Untuk tujuan mulia itu, maka dalam pendidikan Islam, semua unsur manusia yang meliputi ruh, akal dan fisik, dikembangkan dan diarahkan untuk mencapainya. Muhammad Quthub (Manhaj At-Tarbiyyah Al-Islamiyyah, hal 27) mengatakan: “Pada saat beribadah tidak murni hanya sebagai tekad jiwa, tetapi merupakan gerakan fisik, gerakan akal, dan pancaran jiwa.” Maka dalam prakteknya, pendidikan dalam Islam itu meliputi semua aspek, sebagaimana menurut Dr. Kholid bin Hamid Al-Hazini (Ushul At-Tarbiyyah Al-Islamiyyah, hal.73) yaitu meliputi: pembinaan ilmu, pembinaan akidah, pembinaan ibadah, pembinaan akhlaq, pembinaan profesi dan pembinaan fisik.”

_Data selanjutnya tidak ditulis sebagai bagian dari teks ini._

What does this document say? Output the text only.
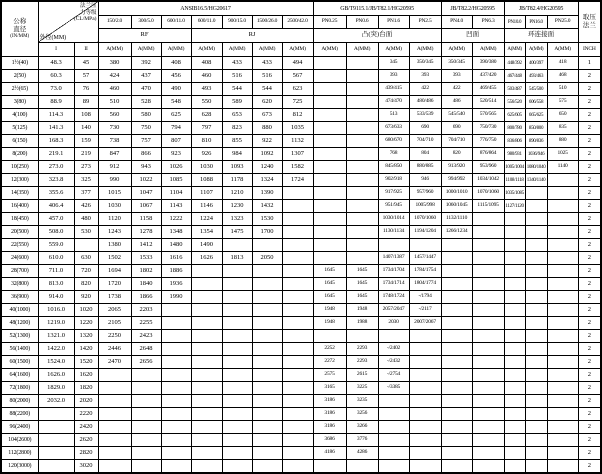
公称
直径
(IN/MM)

法兰压
力等级
(CL/MPa)
外径(MM)
	ANSIB16.5/HG20617	GB/T9115.1/JB/T82.1/HG20595	JB/T82.2/HG20595	JB/T82.4/HG20595	取压
法兰
			150/2.0	300/5.0	600/11.0	600/11.0	900/15.0	1500/26.0	2500/42.0	PN0.25	PN0.6	PN1.6	PN2.5	PN4.0	PN6.3	PN10.0	PN16.0	PN25.0	
			RF			RJ				凸(突)台面				凹面		环连接面			
	I	II	A(MM)	A(MM)	A(MM)	A(MM)	A(MM)	A(MM)	A(MM)	A(MM)	A(MM)	A(MM)	A(MM)	A(MM)	A(MM)	A(MM)	A(MM)	A(MM)	INCH
1½(40)	48.3	45	380	392	408	408	433	433	494			345	350/345	350/345	390/380	448/392	400/397	418	1
2(50)	60.3	57	424	437	456	460	516	516	567			393	393	393	437/420	467/448	493/463	468	2
2½(65)	73.0	76	460	470	490	493	544	544	623			439/415	422	422	469/455	503/487	545/500	510	2
3(80)	88.9	89	510	528	548	550	589	620	725			474/470	480/486	486	520/514	556/520	606/558	575	2
4(100)	114.3	108	560	580	625	628	653	673	812			513	533/539	545/540	570/565	625/605	665/625	650	2
5(125)	141.3	140	730	750	794	797	823	880	1035			673/633	690	690	750/730	800/780	850/800	835	2
6(150)	168.3	159	738	757	807	810	855	922	1132			680/670	704/710	704/710	776/750	836/806	890/836	880	2
8(200)	219.1	219	847	866	923	926	984	1092	1307			768	804	820	876/864	980/931	1036/946	1025	2
10(250)	273.0	273	912	943	1026	1030	1093	1240	1582			845/850	880/885	913/920	953/960	1005/1004	1080/1040	1140	2
12(300)	323.8	325	990	1022	1085	1088	1178	1324	1724			902/918	946	994/992	1034/1042	1108/1118	1340/1140		2
14(350)	355.6	377	1015	1047	1104	1107	1210	1390				917/925	957/960	1000/1010	1070/1060	1035/1085			2
16(400)	406.4	426	1030	1067	1143	1146	1230	1432				951/945	1005/998	1060/1045	1115/1095	1127/1120			2
18(450)	457.0	480	1120	1158	1222	1224	1323	1530				1030/1014	1070/1060	1132/1110					2
20(500)	508.0	530	1243	1278	1348	1354	1475	1700				1130/1134	1194/1204	1266/1234					2
22(550)	559.0		1380	1412	1480	1490													2
24(600)	610.0	630	1502	1533	1616	1626	1813	2050				1407/1387	1457/1447						2
28(700)	711.0	720	1694	1802	1886					1645	1645	1734/1704	1784/1754						2
32(800)	813.0	820	1720	1840	1936					1645	1645	1734/1714	1804/1774						2
36(900)	914.0	920	1738	1866	1990					1645	1645	1748/1724	-/1794						2
40(1000)	1016.0	1020	2065	2203						1948	1948	2057/2047	-/2117						2
48(1200)	1219.0	1220	2105	2255						1948	1988	2030	2007/2067						2
52(1300)	1321.0	1320	2250	2423															2
56(1400)	1422.0	1420	2446	2648						2252	2293	-/2402							2
60(1500)	1524.0	1520	2470	2656						2272	2293	-/2432							2
64(1600)	1626.0	1620								2575	2615	-/2754							2
72(1800)	1829.0	1820								3165	3225	-/3385							2
80(2000)	2032.0	2020								3186	3235								2
88(2200)		2220								3186	3256								2
96(2400)		2420								3186	3266								2
104(2600)		2620								3686	3776								2
112(2800)		2820								4186	4286								2
120(3000)		3020																	2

Sangat disayangkan, pendidikan yang dilakukan saat ini hampir lepas dari ma’na dan tujuan pendidikan tersebut. Dimana orang belajar hanya dalam aspek akal dan fisiknya saja, sedangkan dalam aspek ruh dan prilaku tidak mendapat perhatian. Sehingga hal itu melahirkan manusia yang pintar tetapi tidak benar. Melahirkan manusia yang kuat tetapi menjajah. Ilmu yang sampai kepada akal pun dikomersilkan untuk kepentingan-kepentingan pribadi dan hawa nafsu memperkaya materi, bukan untuk kemanfaatan yang lebih luas sebagai bentuk penghambaan kepada Alloh.Akhirnya, ilmu yang pada hakikatnya mulia menjadi tidak berma’na.

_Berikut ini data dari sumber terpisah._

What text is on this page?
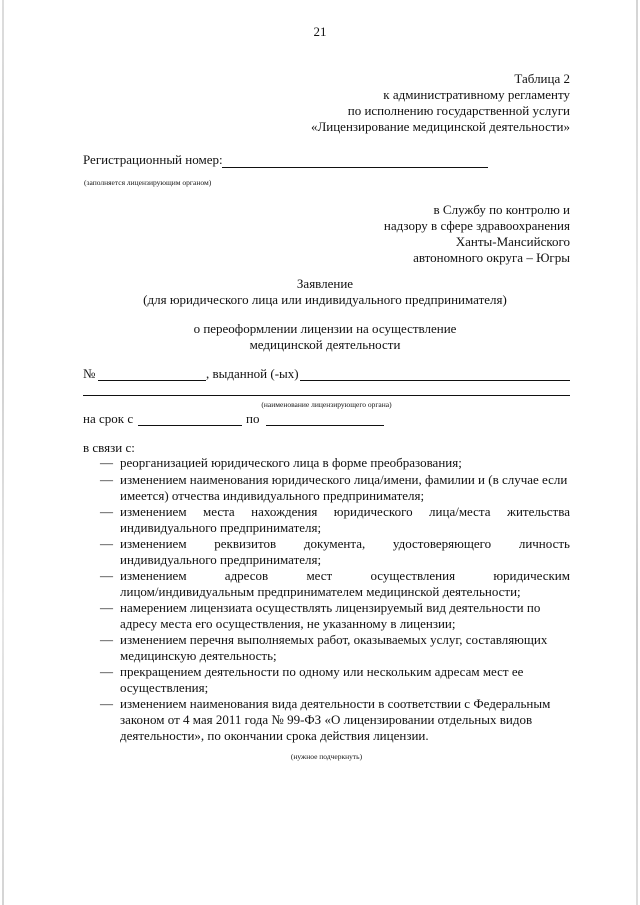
21
Таблица 2
к административному регламенту
по исполнению государственной услуги
«Лицензирование медицинской деятельности»
Регистрационный номер:
(заполняется лицензирующим органом)
в Службу по контролю и
надзору в сфере здравоохранения
Ханты-Мансийского
автономного округа – Югры
Заявление
(для юридического лица или индивидуального предпринимателя)
о переоформлении лицензии на осуществление
медицинской деятельности
№	, выданной (-ых)
(наименование лицензирующего органа)
на срок с	по
в связи с:
— реорганизацией юридического лица в форме преобразования;
— изменением наименования юридического лица/имени, фамилии и (в случае если
имеется) отчества индивидуального предпринимателя;
— изменением места нахождения юридического лица/места жительства
индивидуального предпринимателя;
— изменением реквизитов документа, удостоверяющего личность
индивидуального предпринимателя;
— изменением	адресов	мест	осуществления	юридическим
лицом/индивидуальным предпринимателем медицинской деятельности;
— намерением лицензиата осуществлять лицензируемый вид деятельности по
адресу места его осуществления, не указанному в лицензии;
— изменением перечня выполняемых работ, оказываемых услуг, составляющих
медицинскую деятельность;
— прекращением деятельности по одному или нескольким адресам мест ее
осуществления;
— изменением наименования вида деятельности в соответствии с Федеральным
законом от 4 мая 2011 года № 99-ФЗ «О лицензировании отдельных видов
деятельности», по окончании срока действия лицензии.
(нужное подчеркнуть)
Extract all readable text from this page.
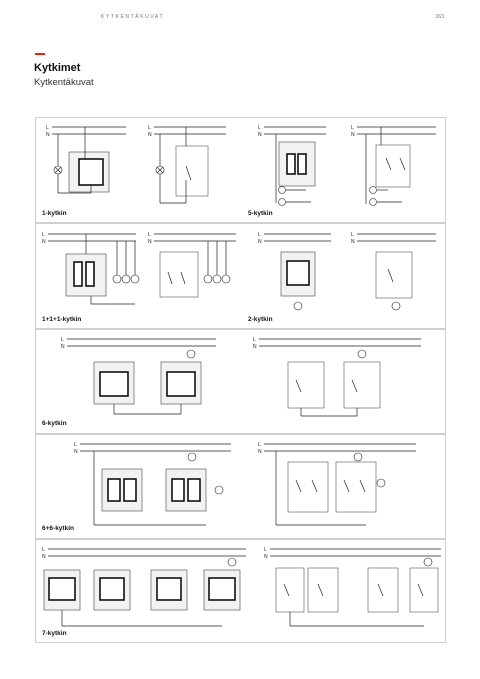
KYTKENTÄKUVAT	263
Kytkimet
Kytkentäkuvat
L
N
L
N
L
N
L
N
1-kytkin	5-kytkin
L
N
L
N
L
N
L
N
1+1+1-kytkin	2-kytkin
L
N
L
N
6-kytkin
L
N
L
N
6+6-kytkin
L
N
L
N
7-kytkin
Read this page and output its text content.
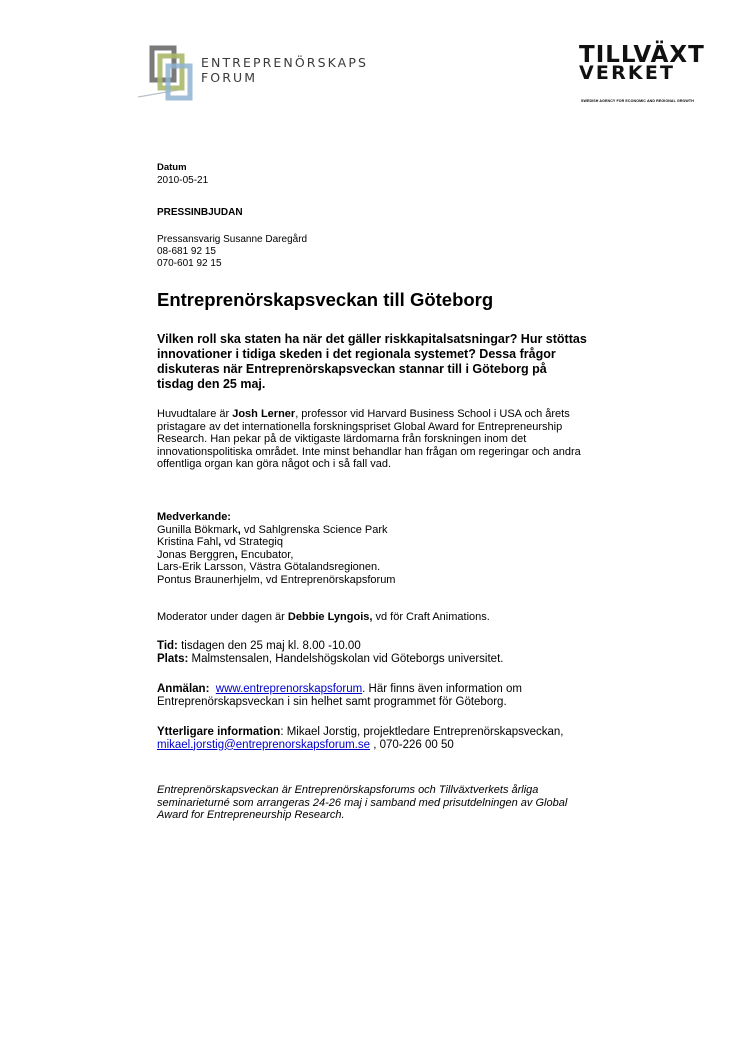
ENTREPRENÖRSKAPS
FORUM
TILLVÄXT
VERKET
SWEDISH AGENCY FOR ECONOMIC AND REGIONAL GROWTH
Datum
2010-05-21
PRESSINBJUDAN
Pressansvarig Susanne Daregård
08-681 92 15
070-601 92 15
Entreprenörskapsveckan till Göteborg
Vilken roll ska staten ha när det gäller riskkapitalsatsningar? Hur stöttas
innovationer i tidiga skeden i det regionala systemet? Dessa frågor
diskuteras när Entreprenörskapsveckan stannar till i Göteborg på
tisdag den 25 maj.

Huvudtalare är Josh Lerner, professor vid Harvard Business School i USA och årets

pristagare av det internationella forskningspriset Global Award for Entrepreneurship

Research. Han pekar på de viktigaste lärdomarna från forskningen inom det

innovationspolitiska området. Inte minst behandlar han frågan om regeringar och andra

offentliga organ kan göra något och i så fall vad.

Medverkande:

Gunilla Bökmark, vd Sahlgrenska Science Park

Kristina Fahl, vd Strategiq

Jonas Berggren, Encubator,

Lars-Erik Larsson, Västra Götalandsregionen.

Pontus Braunerhjelm, vd Entreprenörskapsforum

Moderator under dagen är Debbie Lyngois, vd för Craft Animations.

Tid: tisdagen den 25 maj kl. 8.00 -10.00

Plats: Malmstensalen, Handelshögskolan vid Göteborgs universitet.

Anmälan: www.entreprenorskapsforum. Här finns även information om

Entreprenörskapsveckan i sin helhet samt programmet för Göteborg.

Ytterligare information: Mikael Jorstig, projektledare Entreprenörskapsveckan,

mikael.jorstig@entreprenorskapsforum.se , 070-226 00 50

Entreprenörskapsveckan är Entreprenörskapsforums och Tillväxtverkets årliga

seminarieturné som arrangeras 24-26 maj i samband med prisutdelningen av Global

Award for Entrepreneurship Research.
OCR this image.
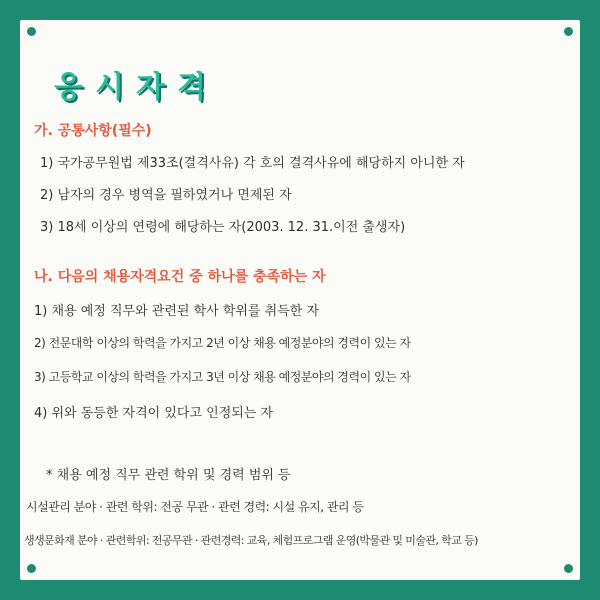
응시자격
가. 공통사항(필수)
1) 국가공무원법 제33조(결격사유) 각 호의 결격사유에 해당하지 아니한 자
2) 남자의 경우 병역을 필하였거나 면제된 자
3) 18세 이상의 연령에 해당하는 자(2003. 12. 31.이전 출생자)
나. 다음의 채용자격요건 중 하나를 충족하는 자
1) 채용 예정 직무와 관련된 학사 학위를 취득한 자
2) 전문대학 이상의 학력을 가지고 2년 이상 채용 예정분야의 경력이 있는 자
3) 고등학교 이상의 학력을 가지고 3년 이상 채용 예정분야의 경력이 있는 자
4) 위와 동등한 자격이 있다고 인정되는 자
* 채용 예정 직무 관련 학위 및 경력 범위 등
시설관리 분야 · 관련 학위: 전공 무관 · 관련 경력: 시설 유지, 관리 등
생생문화재 분야 · 관련학위: 전공무관 · 관련경력: 교육, 체험프로그램 운영(박물관 및 미술관, 학교 등)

Kita bisa melihat pada orang tua-orang tua dan lembaga-lembaga pendidikan, yang ingin dicapai oleh mereka adalah yang penting lunas, yang penting lulus, yang penting dapat ijazah, yang penting dapat pekerjaan. Mereka tidak lagi menghawatirkan apakah murid-muridnya dapat beribadah dengan benar atau belum dan apakah mereka sudah berakhlak mulia atau belum.

Maka sudah menjadi kewajiban setiap muslim untuk mengembalikan pendidikan itu kepada ma’na dan tujuan yang semestinya.